La maladie d’Alzheimer est la plus connue des démences. La Dre Morin d’entrée de jeu nous rassure, la démence est certes présente au Québec, mais chez 8 % des 65 ans et plus et chez 33 % des 85 ans et plus. Il est donc faux de prétendre que tout le monde perd la mémoire en vieillissant. Précisons que la démence est caractérisée par un déclin progressif des capacités cognitives : mémoire, langage, reconnaissance, perception, apprentissage, raisonnement, orientation, organisation, planification, jugement.


Même si la détérioration est inexorable (certains médicaments peuvent ralentir le processus mais ne guérissent pas la maladie), toutes les capacités ne sont pas atteintes en même temps. La nécessité de miser sur les capacités encore présentes, d’éviter d’infantiliser la personne mais plutôt l’encourager à accomplir elle-même tout ce qu’elle est encore capable de faire, contribuera à prolonger l’estime d’elle-même.


La spécialiste souligne l’importance au moment où la personne reçoit le diagnostic d’entreprendre tout de suite des démarches qui lui permettront le moment venu de faire respecter ses dernières volontés : testament, choix de fin de vie etc. Mais il y aura, tant pour la personne concernée que pour ses proches, une succession de deuils petits et grands à vivre au quotidien. Le deuil blanc commencera du vivant de la personne que l’on a connue et aimée mais qui s’efface peu à peu. Nous aurons à vivre sa mort deux fois.

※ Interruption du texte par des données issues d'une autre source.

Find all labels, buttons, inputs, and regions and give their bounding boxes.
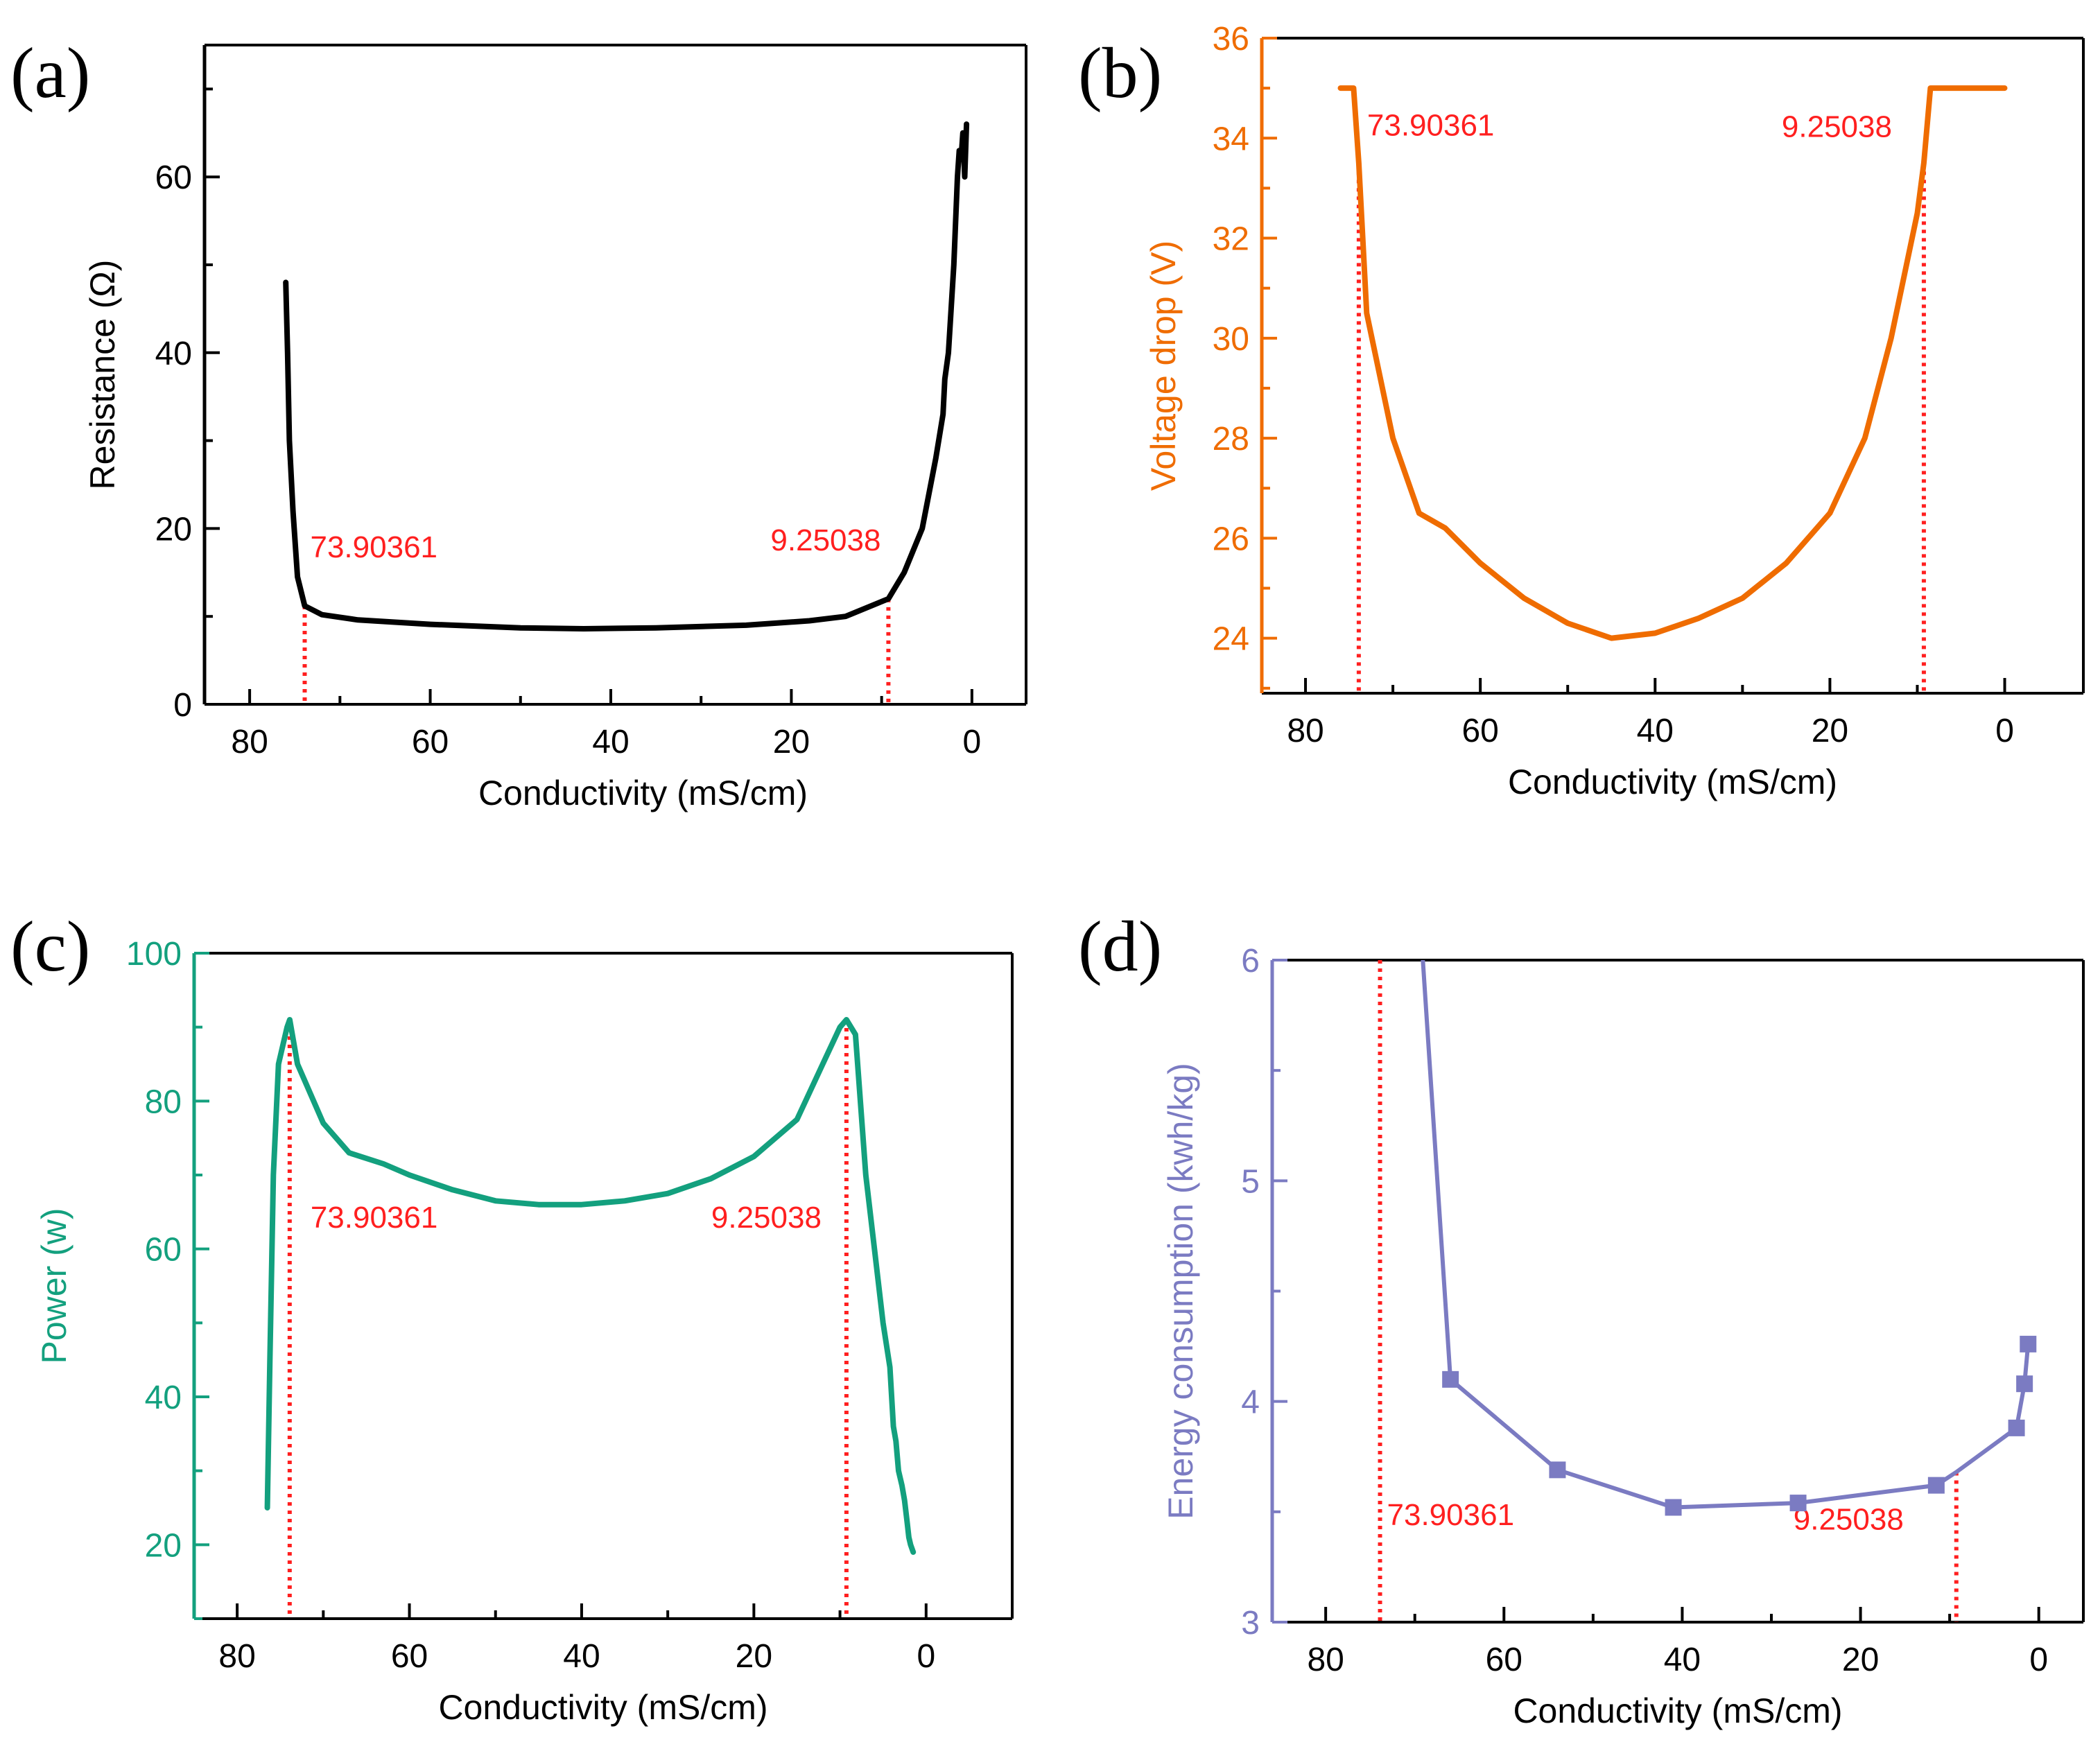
y-axis-title: Voltage drop (V): [1144, 241, 1183, 491]
x-axis-title: Conductivity (mS/cm): [478, 774, 808, 812]
x-tick-label: 80: [1307, 1642, 1344, 1678]
annotation-label: 9.25038: [711, 1201, 822, 1235]
data-point: [2020, 1335, 2037, 1352]
panel-letter-b: (b): [1078, 33, 1162, 113]
data-point: [1442, 1370, 1459, 1388]
x-tick-label: 0: [963, 724, 982, 760]
x-axis-title: Conductivity (mS/cm): [1508, 763, 1837, 801]
y-tick-label: 24: [1213, 621, 1249, 658]
series-line: [264, 1017, 917, 1555]
x-tick-label: 60: [1486, 1642, 1522, 1678]
x-tick-label: 0: [1995, 713, 2014, 749]
x-tick-label: 40: [563, 1638, 600, 1675]
y-tick-label: 40: [155, 336, 192, 372]
x-tick-label: 20: [736, 1638, 772, 1675]
y-tick-label: 6: [1241, 943, 1260, 980]
annotation-label: 73.90361: [1367, 108, 1495, 142]
y-tick-label: 20: [155, 511, 192, 548]
annotation-label: 73.90361: [311, 1201, 438, 1235]
y-axis-title: Resistance (Ω): [83, 260, 122, 490]
series-line: [283, 121, 970, 632]
x-axis-title: Conductivity (mS/cm): [1513, 1691, 1842, 1730]
x-tick-label: 40: [1637, 713, 1674, 749]
panel-letter-c: (c): [10, 907, 90, 986]
y-tick-label: 20: [145, 1527, 182, 1564]
series-line: [1421, 960, 2031, 1510]
x-tick-label: 60: [1461, 713, 1498, 749]
chart-voltage-drop: 80 60 40 20 0 24 26 28 30 32 34 36 Conductivity (mS/…: [1144, 21, 2085, 801]
annotation-label: 73.90361: [310, 530, 437, 564]
y-tick-label: 100: [126, 936, 182, 973]
y-tick-label: 40: [145, 1380, 182, 1416]
y-axis-title: Energy consumption (kwh/kg): [1161, 1063, 1200, 1520]
data-point: [1789, 1495, 1807, 1512]
y-tick-label: 32: [1213, 221, 1249, 258]
data-point: [2016, 1375, 2033, 1393]
x-tick-label: 80: [1287, 713, 1324, 749]
panel-letter-d: (d): [1078, 907, 1162, 986]
x-tick-label: 80: [231, 724, 268, 760]
data-point: [1927, 1477, 1945, 1494]
annotation-label: 9.25038: [1782, 110, 1892, 143]
chart-power: 80 60 40 20 0 20 40 60 80 100 Conductivity (mS/cm)…: [35, 936, 1014, 1727]
x-tick-label: 60: [412, 724, 449, 760]
annotation-label: 73.90361: [1387, 1498, 1515, 1532]
y-tick-label: 80: [145, 1083, 182, 1120]
x-tick-label: 40: [1664, 1642, 1701, 1678]
y-tick-label: 0: [173, 687, 192, 724]
y-tick-label: 5: [1241, 1163, 1260, 1200]
x-tick-label: 80: [218, 1638, 255, 1675]
series-line: [1337, 85, 2008, 641]
y-tick-label: 30: [1213, 321, 1249, 358]
panel-letter-a: (a): [10, 33, 90, 113]
data-point: [1549, 1461, 1566, 1479]
x-tick-label: 0: [917, 1638, 935, 1675]
chart-energy-consumption: 80 60 40 20 0 3 4 5 6 Conductivity (mS/cm) Energy …: [1161, 943, 2085, 1730]
y-tick-label: 28: [1213, 421, 1249, 458]
y-tick-label: 60: [155, 159, 192, 196]
data-point: [1665, 1499, 1682, 1516]
y-tick-label: 26: [1213, 521, 1249, 557]
annotation-label: 9.25038: [1794, 1502, 1904, 1536]
annotation-label: 9.25038: [770, 523, 880, 557]
y-tick-label: 3: [1241, 1605, 1260, 1642]
chart-resistance: 80 60 40 20 0 0 20 40 60 Conductivity (mS/cm) Resi…: [83, 44, 1027, 812]
data-point: [2008, 1419, 2025, 1436]
y-tick-label: 4: [1241, 1384, 1260, 1421]
y-tick-label: 34: [1213, 121, 1249, 157]
x-tick-label: 60: [391, 1638, 428, 1675]
x-tick-label: 40: [592, 724, 629, 760]
y-tick-label: 36: [1213, 21, 1249, 58]
x-tick-label: 20: [1812, 713, 1848, 749]
x-axis-title: Conductivity (mS/cm): [438, 1688, 767, 1727]
x-tick-label: 20: [1842, 1642, 1879, 1678]
x-tick-label: 20: [773, 724, 810, 760]
y-tick-label: 60: [145, 1232, 182, 1269]
x-tick-label: 0: [2029, 1642, 2048, 1678]
y-axis-title: Power (w): [35, 1208, 73, 1364]
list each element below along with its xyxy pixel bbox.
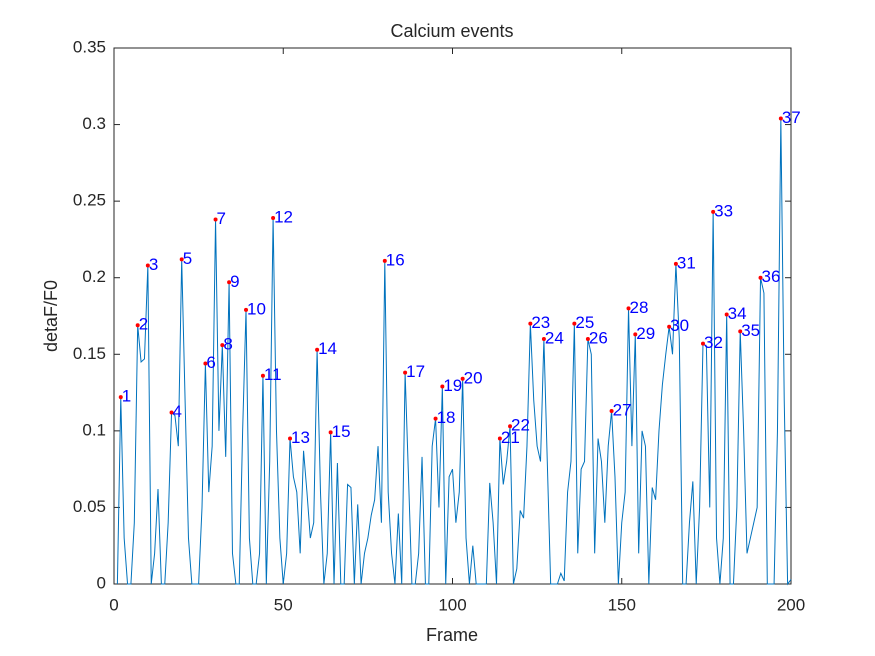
peak-label: 13 — [291, 428, 310, 447]
peak-marker — [169, 410, 174, 415]
peak-label: 27 — [613, 400, 632, 419]
peak-label: 15 — [332, 422, 351, 441]
peak-marker — [403, 370, 408, 375]
peak-marker — [778, 116, 783, 121]
peak-marker — [673, 261, 678, 266]
x-tick-label: 200 — [777, 595, 805, 614]
y-tick-label: 0.3 — [82, 114, 106, 133]
peak-label: 9 — [230, 272, 239, 291]
peak-marker — [244, 307, 249, 312]
peak-label: 36 — [762, 267, 781, 286]
peak-label: 33 — [714, 201, 733, 220]
chart-title: Calcium events — [390, 21, 513, 41]
peak-label: 21 — [501, 428, 520, 447]
peak-label: 20 — [464, 368, 483, 387]
peak-label: 5 — [183, 249, 192, 268]
peak-marker — [585, 336, 590, 341]
peak-marker — [667, 324, 672, 329]
peak-label: 6 — [206, 353, 215, 372]
y-tick-label: 0.1 — [82, 420, 106, 439]
peak-marker — [145, 263, 150, 268]
x-tick-label: 50 — [274, 595, 293, 614]
plot-area — [113, 47, 792, 585]
peak-marker — [609, 408, 614, 413]
peak-marker — [328, 430, 333, 435]
peak-marker — [633, 332, 638, 337]
peak-label: 28 — [630, 298, 649, 317]
peak-marker — [118, 395, 123, 400]
peak-label: 29 — [636, 324, 655, 343]
peak-label: 10 — [247, 299, 266, 318]
peak-marker — [738, 329, 743, 334]
peak-label: 22 — [511, 416, 530, 435]
peak-label: 34 — [728, 304, 747, 323]
y-axis-label: detaF/F0 — [41, 280, 61, 352]
peak-marker — [440, 384, 445, 389]
peak-label: 31 — [677, 253, 696, 272]
peak-label: 25 — [575, 313, 594, 332]
peak-marker — [460, 376, 465, 381]
peak-label: 7 — [217, 209, 226, 228]
peak-marker — [220, 343, 225, 348]
peak-marker — [288, 436, 293, 441]
x-tick-label: 100 — [438, 595, 466, 614]
peak-marker — [260, 373, 265, 378]
peak-marker — [700, 341, 705, 346]
peak-label: 1 — [122, 387, 131, 406]
x-axis-label: Frame — [426, 625, 478, 645]
x-tick-label: 150 — [608, 595, 636, 614]
peak-marker — [203, 361, 208, 366]
peak-marker — [758, 275, 763, 280]
peak-label: 2 — [139, 315, 148, 334]
peak-label: 19 — [443, 376, 462, 395]
y-tick-label: 0.25 — [73, 191, 106, 210]
y-tick-label: 0.35 — [73, 37, 106, 56]
peak-marker — [433, 416, 438, 421]
peak-label: 3 — [149, 255, 158, 274]
peak-marker — [711, 209, 716, 214]
peak-marker — [724, 312, 729, 317]
peak-label: 11 — [264, 365, 282, 384]
peak-marker — [497, 436, 502, 441]
peak-label: 30 — [670, 316, 689, 335]
peak-marker — [213, 217, 218, 222]
peak-label: 35 — [741, 321, 760, 340]
peak-marker — [271, 215, 276, 220]
peak-label: 16 — [386, 250, 405, 269]
peak-label: 4 — [173, 402, 182, 421]
y-tick-label: 0.2 — [82, 267, 106, 286]
peak-marker — [528, 321, 533, 326]
peak-marker — [541, 336, 546, 341]
peak-label: 17 — [406, 362, 425, 381]
peak-label: 24 — [545, 328, 564, 347]
y-tick-label: 0.05 — [73, 497, 106, 516]
peak-marker — [508, 424, 513, 429]
peak-marker — [572, 321, 577, 326]
peak-label: 18 — [437, 408, 456, 427]
y-tick-label: 0.15 — [73, 344, 106, 363]
data-line — [116, 118, 792, 586]
peak-marker — [315, 347, 320, 352]
peak-label: 23 — [531, 313, 550, 332]
peak-marker — [626, 306, 631, 311]
peak-label: 14 — [318, 339, 337, 358]
peak-marker — [135, 323, 140, 328]
peak-label: 32 — [704, 333, 723, 352]
peak-label: 8 — [223, 335, 232, 354]
peak-label: 26 — [589, 328, 608, 347]
peak-label: 37 — [782, 108, 801, 127]
peak-marker — [179, 257, 184, 262]
peak-label: 12 — [274, 207, 293, 226]
peak-marker — [382, 258, 387, 263]
y-tick-label: 0 — [97, 573, 106, 592]
x-tick-label: 0 — [109, 595, 118, 614]
peak-marker — [227, 280, 232, 285]
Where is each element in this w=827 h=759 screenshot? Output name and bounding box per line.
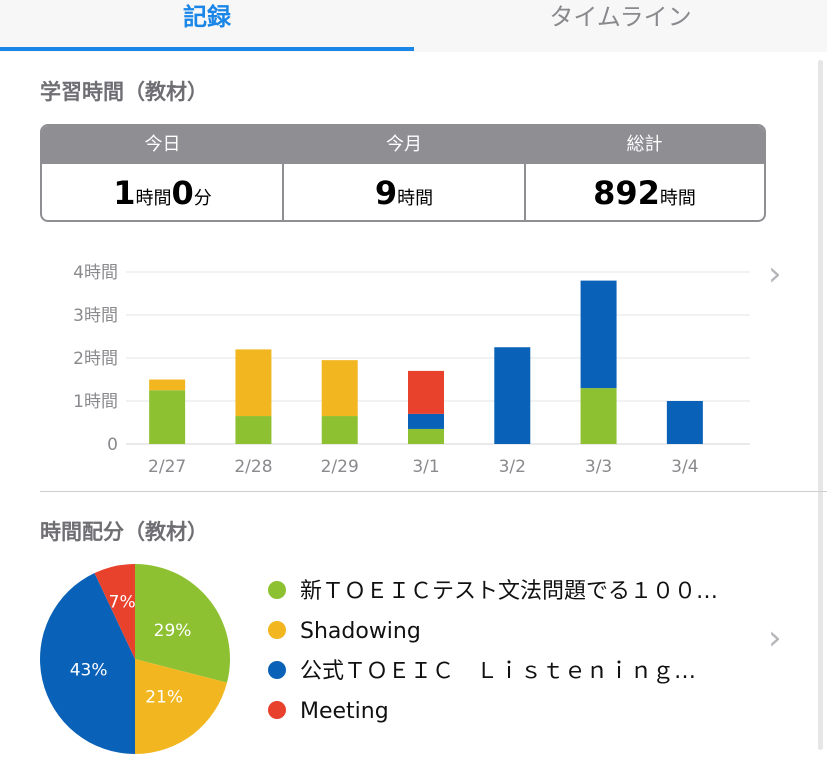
pie-label: 7%	[109, 593, 136, 613]
legend-dot-green	[268, 581, 286, 599]
legend-item: Shadowing	[268, 616, 718, 656]
bar-segment	[408, 428, 444, 444]
bar-segment	[494, 347, 531, 444]
time-distribution-title: 時間配分（教材）	[40, 520, 208, 544]
x-tick-label: 2/28	[234, 457, 272, 477]
total-hours: 892	[593, 174, 660, 212]
bar-segment	[666, 401, 703, 444]
legend-label: 新ＴＯＥＩＣテスト文法問題でる１００…	[300, 579, 719, 604]
today-minutes-unit: 分	[193, 188, 212, 209]
month-unit: 時間	[397, 188, 434, 209]
active-tab-indicator	[0, 47, 414, 51]
legend-dot-red	[268, 701, 286, 719]
tab-bar: 記録 タイムライン	[0, 0, 827, 52]
total-unit: 時間	[659, 188, 696, 209]
x-tick-label: 3/2	[499, 457, 526, 477]
summary-table: 今日 今月 総計 1時間0分 9時間 892時間	[40, 124, 766, 222]
today-label: 今日	[144, 134, 181, 155]
month-value: 9時間	[283, 164, 525, 220]
legend-item: Meeting	[268, 696, 718, 736]
y-tick-label: 1時間	[73, 392, 118, 412]
summary-divider	[282, 126, 284, 220]
legend-item: 公式ＴＯＥＩＣ Ｌｉｓｔｅｎｉｎｇ…	[268, 656, 718, 696]
bar-segment	[321, 360, 358, 417]
summary-header	[42, 126, 764, 164]
bar-segment	[321, 416, 358, 444]
bar-segment	[408, 370, 444, 414]
pie-slice	[94, 564, 135, 659]
pie-legend: 新ＴＯＥＩＣテスト文法問題でる１００… Shadowing 公式ＴＯＥＩＣ Ｌｉ…	[268, 576, 718, 736]
bar-segment	[408, 413, 444, 429]
legend-label: 公式ＴＯＥＩＣ Ｌｉｓｔｅｎｉｎｇ…	[300, 659, 697, 684]
pie-label: 43%	[70, 660, 108, 680]
pie-label: 29%	[154, 621, 192, 641]
bar-segment	[149, 390, 186, 444]
section-divider	[40, 491, 827, 492]
y-tick-label: 3時間	[73, 306, 118, 326]
y-tick-label: 0	[107, 435, 118, 455]
bar-segment	[235, 349, 272, 417]
bar-segment	[580, 388, 617, 444]
month-label: 今月	[386, 134, 422, 155]
today-value: 1時間0分	[42, 164, 283, 220]
x-tick-label: 3/1	[412, 457, 439, 477]
y-tick-label: 4時間	[73, 263, 118, 283]
total-value: 892時間	[525, 164, 764, 220]
summary-divider	[524, 126, 526, 220]
pie-slice	[135, 564, 230, 683]
legend-dot-yellow	[268, 621, 286, 639]
study-time-title: 学習時間（教材）	[40, 80, 208, 104]
legend-label: Shadowing	[300, 619, 421, 644]
x-tick-label: 2/27	[148, 457, 186, 477]
daily-study-bar-chart[interactable]: 0 1時間 2時間 3時間 4時間 2/27 2/28 2/29 3/1 3/2 3/3 3/4	[0, 250, 827, 490]
chevron-right-icon[interactable]: ›	[768, 254, 782, 294]
legend-dot-blue	[268, 661, 286, 679]
scrollbar[interactable]	[818, 60, 823, 750]
bar-segment	[580, 280, 617, 389]
bar-segment	[235, 416, 272, 444]
tab-record[interactable]: 記録	[183, 3, 231, 31]
tab-timeline[interactable]: タイムライン	[549, 3, 692, 31]
legend-label: Meeting	[300, 699, 389, 724]
x-tick-label: 3/3	[585, 457, 612, 477]
x-tick-label: 2/29	[321, 457, 359, 477]
total-label: 総計	[626, 134, 663, 155]
time-distribution-pie-chart[interactable]: 29% 21% 43% 7%	[38, 562, 232, 756]
bar-segment	[149, 379, 186, 391]
today-minutes: 0	[171, 174, 194, 212]
pie-slice	[39, 573, 135, 754]
month-hours: 9	[374, 174, 398, 212]
today-hours-unit: 時間	[135, 188, 172, 209]
x-tick-label: 3/4	[671, 457, 698, 477]
chevron-right-icon[interactable]: ›	[768, 618, 782, 658]
today-hours: 1	[113, 174, 136, 212]
legend-item: 新ＴＯＥＩＣテスト文法問題でる１００…	[268, 576, 718, 616]
pie-slice	[135, 659, 228, 754]
y-tick-label: 2時間	[73, 349, 118, 369]
pie-label: 21%	[145, 688, 183, 708]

Pour beaucoup de familles, même avec de l’aide et du soutien à la maison, avec le temps, la charge de soins deviendra trop lourde et nécessitera d’envisager un placement en centre d’hébergement. Décision difficile et douloureuse, qui soulève souvent de la culpabilité. L’essentiel sera toujours de préserver jusqu’au bout la dignité de la personne tout en lui offrant des soins de fin de vie de confort et de qualité. Un véritable défi, tant pour la famille que pour le personnel soignant.


«?La dignité est dans la lutte, elle n’est pas dans l’issue du combat.?» Pierre Billon.